Monday, June 22, 2009

A Creative Sideline in Standup Storytelling

Every now and then, I wonder about other possible careers if the whole academic philosophy thing doesn't work out, and sometimes a life as a stand up comedian is among what I consider. The only real problem with that is that I'm not very good at writing jokes. Most of the funny things I do and say in real life are witty remarks specific to situations I'm in (sitcom humour), and telling increasingly ludicrous, strange stories filled with digressions and non-sequiturs. Neither of these, I thought, would really work on stage at a comedy club.

But I realized today that I could actually make the stories work. It wouldn't be anything close to ordinary stand-up, with people making pithy observations and threading them into complex analyses of society and life. I noticed this while I was walking to the liquor store tonight (LCBO goes on strike Wednesday, and I had to stock up) after reading some In Search of Lost Time. I'm on volume four now, Sodom and Gomorrah, and I had just finished a sequence where the narrator described this really irritating bellhop in his hotel, and did this for no apparent reason. The story wasn't advanced, the bellhop is never going to show up again. And I realized that the whole seven volumes of this book is an extended story that the narrator tells about what he remembers of his life. I could design stand up routines as if I was narrating a series of cartoonish stories. That way, I could invent characters and insert a lot of blatant and subtle critiques and ideas into them, while getting laughs. Imagine Bill Bailey or George Carlin doing his own version of In Search of Lost Time, and that's basically where I'm going with this.

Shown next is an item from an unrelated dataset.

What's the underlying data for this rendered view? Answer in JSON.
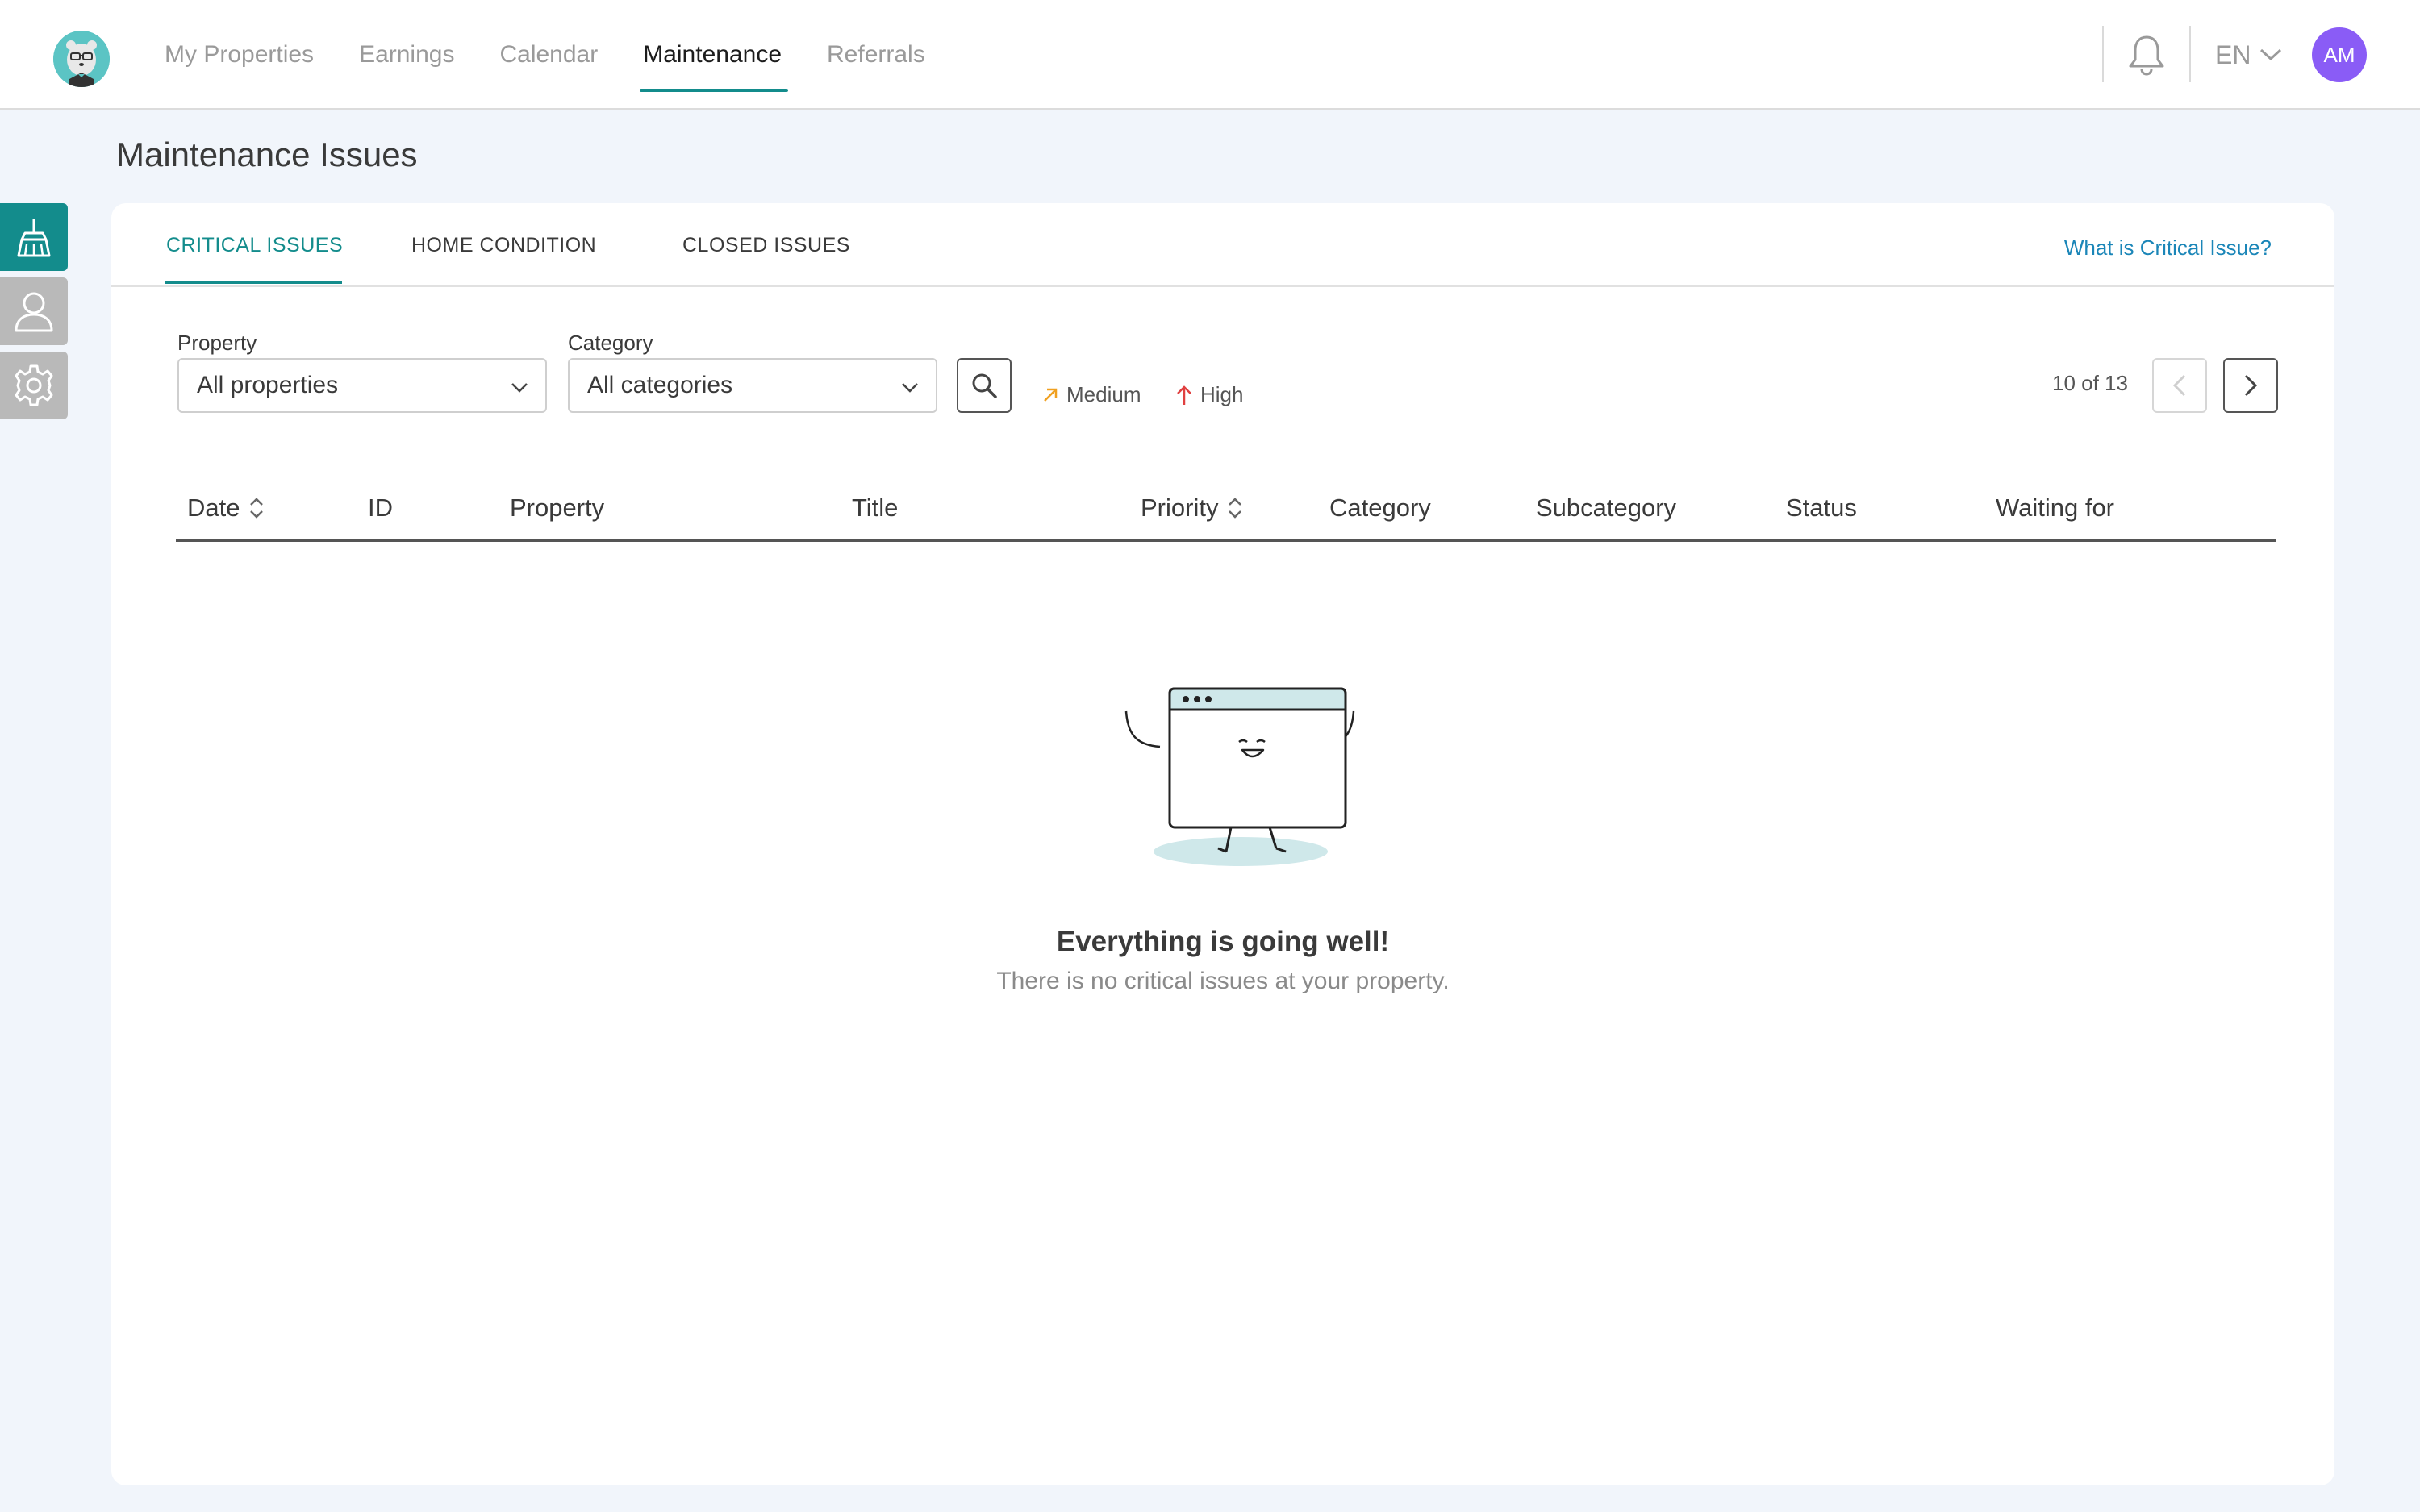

As I walked down the street, I began imagining routines, long stories about my encounters with an effete homosexual older businessman known only as The Baron. We would go from discussing wine in a sparsely decorated penthouse with entirely white furniture to a shady monkey knife fight coordinated by his Filipino friend Pablo, who he knew from "the war." But when I asked him which war it was, he said that he never fought in any wars, and that it was more like a dispute in a restaurant in Manila over who was going to pay the bill. And it wasn't in Manila; it was actually in Oakville. But tempers certainly did come to flair, let me tell you.

And so on.

Most of my ideas were about The Baron, but I had other ideas too, during my walk to the liquor store. They included an encounter with a singer-songwriter whose lyrics are incredibly clichéd and painful to listen to, but she's completely oblivious; an array of The Baron's young Asian lovers; a series of mix-ups between Beaver gas stations, beaver the animal, the term for a vagina, the sitcom Leave It to Beaver, and The Baron's refusal to have anything be left to him on a matter of general principle. Ok, so most of my ideas do involve The Baron, but this is a character with a lot of potential, and I only thought of this idea a few hours ago.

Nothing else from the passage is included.